Les manifestations Savary (de janvier à juin 1984)

BENBASSAT Laëtitia, Les manifestations Savary (de janvier à juin 1984), Maîtrise [Annie Fourcaut, Antoine Prost], Univ. Paris 1 CRHMSS, 1997, 258 p.

L’année 1984 vit la résurgence passionnée d’un conflit hautement institutionnalisé : celui qui oppose périodiquement les tenants de la laïcité et de l’école publique aux ardents défenseurs d’un enseignement privé, garant du pluralisme scolaire.

En trois mois, du dimanche 22 janvier au dimanche 4 mars, une mobilisation remarquable parvint à faire descendre dans la rue environ 2 000 000 de personnes dans différents départements français. Cinq manifestations avaient été organisées dans cinq grandes villes de France, stratégiquement choisies par les responsables de l’Enseignement catholique (principaux responsables des rassemblements) afin d’obtenir un mouvement qui aille crescendo ; ainsi de 70 000 manifestants à Bordeaux, on arrive à 800 000 participants à Versailles, en passant précédemment par Lyon (150 000 personnes), Rennes (400 000) et Lille (300 000). Le 24 juin, ce fut l’apothéose : 1 800 000 personnes, selon les organisateurs, défilèrent sur le pavé parisien, empruntant les principales artères de l’Est parisien, traditionnellement empruntées par les marcheurs prolétaires, le peuple de gauche, et « reprirent la bastille » envahie trois ans auparavant par les partisans victorieux de la gauche aux élections présidentielles. C’était la concrétisation de l’échec d’une politique de négociation patiemment menée par Alain Savary, ministre de l’Éducation nationale, depuis 1982. Conséquences de ce vaste mouvement de protestation contre la politique menée par la gauche : le projet de loi est abandonné, le premier gouvernement Mauroy démissionne, remplacé par le gouvernement Fabius.

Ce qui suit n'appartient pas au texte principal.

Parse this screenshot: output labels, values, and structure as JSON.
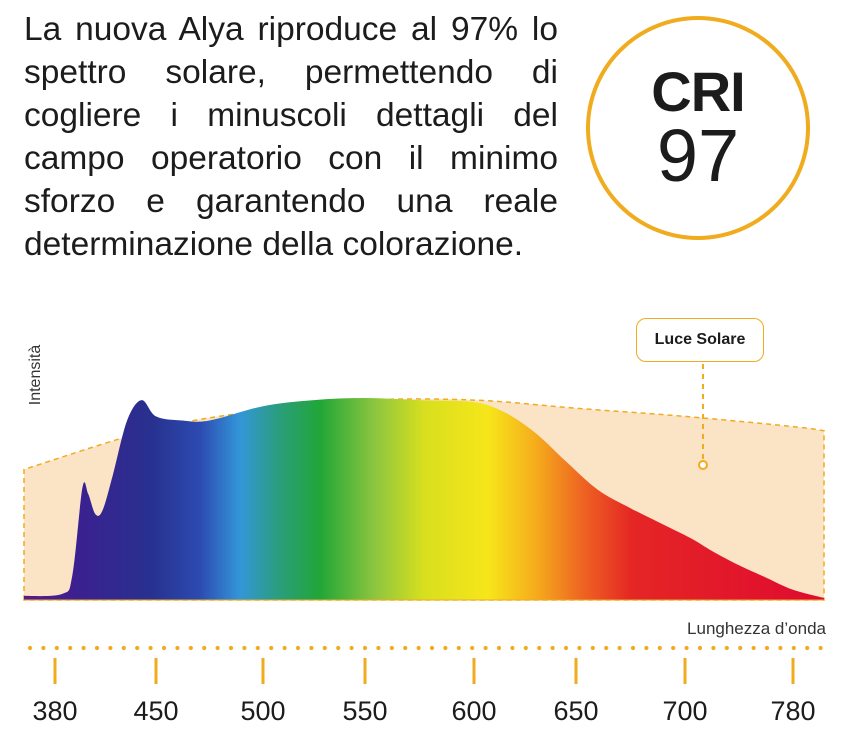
{
  "intro_text": "La nuova Alya riproduce al 97% lo spettro solare, permettendo di cogliere i minuscoli dettagli del campo operatorio con il minimo sforzo e garantendo una reale determinazione della colorazione.",
  "badge": {
    "label": "CRI",
    "value": "97"
  },
  "colors": {
    "accent": "#f0ab1e",
    "sunlight_fill": "#fbe3c6"
  },
  "chart_data": {
    "type": "area",
    "title": "",
    "xlabel": "Lunghezza d’onda",
    "ylabel": "Intensità",
    "xlim": [
      380,
      800
    ],
    "ylim": [
      0,
      1
    ],
    "x_ticks": [
      380,
      450,
      500,
      550,
      600,
      650,
      700,
      780
    ],
    "grid": false,
    "legend": {
      "position": "top-right",
      "entries": [
        "Luce Solare"
      ]
    },
    "series": [
      {
        "name": "Luce Solare",
        "x": [
          380,
          450,
          500,
          550,
          600,
          650,
          700,
          780,
          800
        ],
        "y": [
          0.64,
          0.84,
          0.93,
          0.98,
          0.98,
          0.94,
          0.9,
          0.85,
          0.83
        ]
      },
      {
        "x": [
          380,
          385,
          392,
          399,
          403,
          408,
          413,
          420,
          430,
          440,
          450,
          462,
          475,
          500,
          525,
          550,
          575,
          600,
          615,
          630,
          645,
          660,
          675,
          690,
          705,
          720,
          740,
          760,
          780,
          800
        ],
        "y": [
          0.02,
          0.03,
          0.12,
          0.55,
          0.52,
          0.42,
          0.44,
          0.61,
          0.88,
          0.98,
          0.9,
          0.88,
          0.88,
          0.95,
          0.98,
          0.99,
          0.98,
          0.97,
          0.92,
          0.82,
          0.68,
          0.54,
          0.45,
          0.37,
          0.3,
          0.24,
          0.17,
          0.11,
          0.05,
          0.01
        ]
      }
    ]
  }
}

Nous avons pénétré au cœur de ces manifestations afin d’en rechercher le sens profond, d’en cerner le déroulement après en avoir décrit l’organisation minutieuse. Ces rassemblements avaient pris une dimension spectaculaire, jamais atteinte précédemment. Pétitionnaires dans leur objet, elles ne revêtirent en aucun cas la forme de la manifestation-pétition : aucun débordement ne fut à déplorer, si bien que l’image offerte par les manifestants reste encore aujourd’hui celle de la force, de la détermination et surtout de la dignité.